- Born: Matthew Joseph Wolf-Meyer July 19, 1976 (age 49) Warren, Michigan, U.S.
- Occupation: Anthropologist
- Years active: 2002–present

= Matthew Wolf-Meyer =

American anthropologist

Matthew Wolf-Meyer is an American anthropologist.

==Education==
Wolf-Meyer graduated with the Ph.D. from the University of Minnesota.

==Career and research==
He served as an assistant professor of anthropology at Wayne State University in 2007–2008, an assistant and associate professor of anthropology at the University of California, Santa Cruz, from 2008 to 2015, and is currently an associate professor of anthropology at Binghamton University. From 2021 to 2023, he is a Senior Research Fellow at the Institute for Advanced Study at Tampere University in Tampere, Finland. He is the author of three books. The first is called The Slumbering Masses: Sleep, Medicine and Modern American Life which was published in 2012, and received the Society for Medical Anthropology's New Millennium Book Award in 203. His second book, Theory for the World to Come: Speculative Fiction and Apocalyptic Anthropology, was published in 2019, and his most recent book, Unraveling: Remaking Personhood in a Neurodiverse Age was published in 2020.

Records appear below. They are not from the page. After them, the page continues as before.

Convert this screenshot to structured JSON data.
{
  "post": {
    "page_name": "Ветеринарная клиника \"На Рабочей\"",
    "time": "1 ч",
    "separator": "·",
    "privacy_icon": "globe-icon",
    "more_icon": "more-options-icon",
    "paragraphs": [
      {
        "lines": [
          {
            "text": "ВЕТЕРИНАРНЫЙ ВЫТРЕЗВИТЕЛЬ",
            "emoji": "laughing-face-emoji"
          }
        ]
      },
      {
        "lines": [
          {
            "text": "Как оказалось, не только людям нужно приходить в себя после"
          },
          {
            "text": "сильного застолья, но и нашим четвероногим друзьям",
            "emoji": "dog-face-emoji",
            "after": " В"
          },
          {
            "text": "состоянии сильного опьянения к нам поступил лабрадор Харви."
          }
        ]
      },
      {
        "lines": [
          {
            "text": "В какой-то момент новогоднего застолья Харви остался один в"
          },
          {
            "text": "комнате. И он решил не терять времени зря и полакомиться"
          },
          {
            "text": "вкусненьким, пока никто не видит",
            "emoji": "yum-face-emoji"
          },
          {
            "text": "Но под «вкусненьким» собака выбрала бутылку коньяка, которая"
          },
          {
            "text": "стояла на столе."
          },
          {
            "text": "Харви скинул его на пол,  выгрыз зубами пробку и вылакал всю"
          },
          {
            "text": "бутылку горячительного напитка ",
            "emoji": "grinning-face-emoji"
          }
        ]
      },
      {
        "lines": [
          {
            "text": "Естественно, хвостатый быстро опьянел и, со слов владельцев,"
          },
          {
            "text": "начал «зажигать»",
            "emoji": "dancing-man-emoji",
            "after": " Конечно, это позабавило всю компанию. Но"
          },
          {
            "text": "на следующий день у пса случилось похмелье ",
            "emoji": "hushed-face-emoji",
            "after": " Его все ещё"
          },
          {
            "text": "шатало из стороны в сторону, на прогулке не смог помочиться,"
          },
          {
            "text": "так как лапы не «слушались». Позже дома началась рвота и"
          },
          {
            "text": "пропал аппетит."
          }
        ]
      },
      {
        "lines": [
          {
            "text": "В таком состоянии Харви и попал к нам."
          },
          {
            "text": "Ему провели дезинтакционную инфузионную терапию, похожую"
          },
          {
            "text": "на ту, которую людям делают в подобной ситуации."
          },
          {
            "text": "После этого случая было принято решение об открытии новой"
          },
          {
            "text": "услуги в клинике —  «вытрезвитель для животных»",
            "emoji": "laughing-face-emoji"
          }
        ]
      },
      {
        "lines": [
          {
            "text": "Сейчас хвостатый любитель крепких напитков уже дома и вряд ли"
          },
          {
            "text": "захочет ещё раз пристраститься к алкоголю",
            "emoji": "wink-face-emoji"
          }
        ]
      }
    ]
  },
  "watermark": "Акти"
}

Wolf-Meyer's research focuses on the interconnections between science and technology studies, bioethics, and disability studies. His work draws on poststructuralist and affect theory—particularly the work of Gilles Deleuze and Felix Guattari—to develop frameworks to conceptualize human variation in ways that move beyond typical understandings of disability, impairment, and medicalization. He is most associated with anti-reductive approaches to race and disability, represented in his work on the biology of everyday life and affective bioethics.

His work has been profiled in the New Yorker, the Los Angeles Review of Books, and other leading journals in the sciences and social sciences.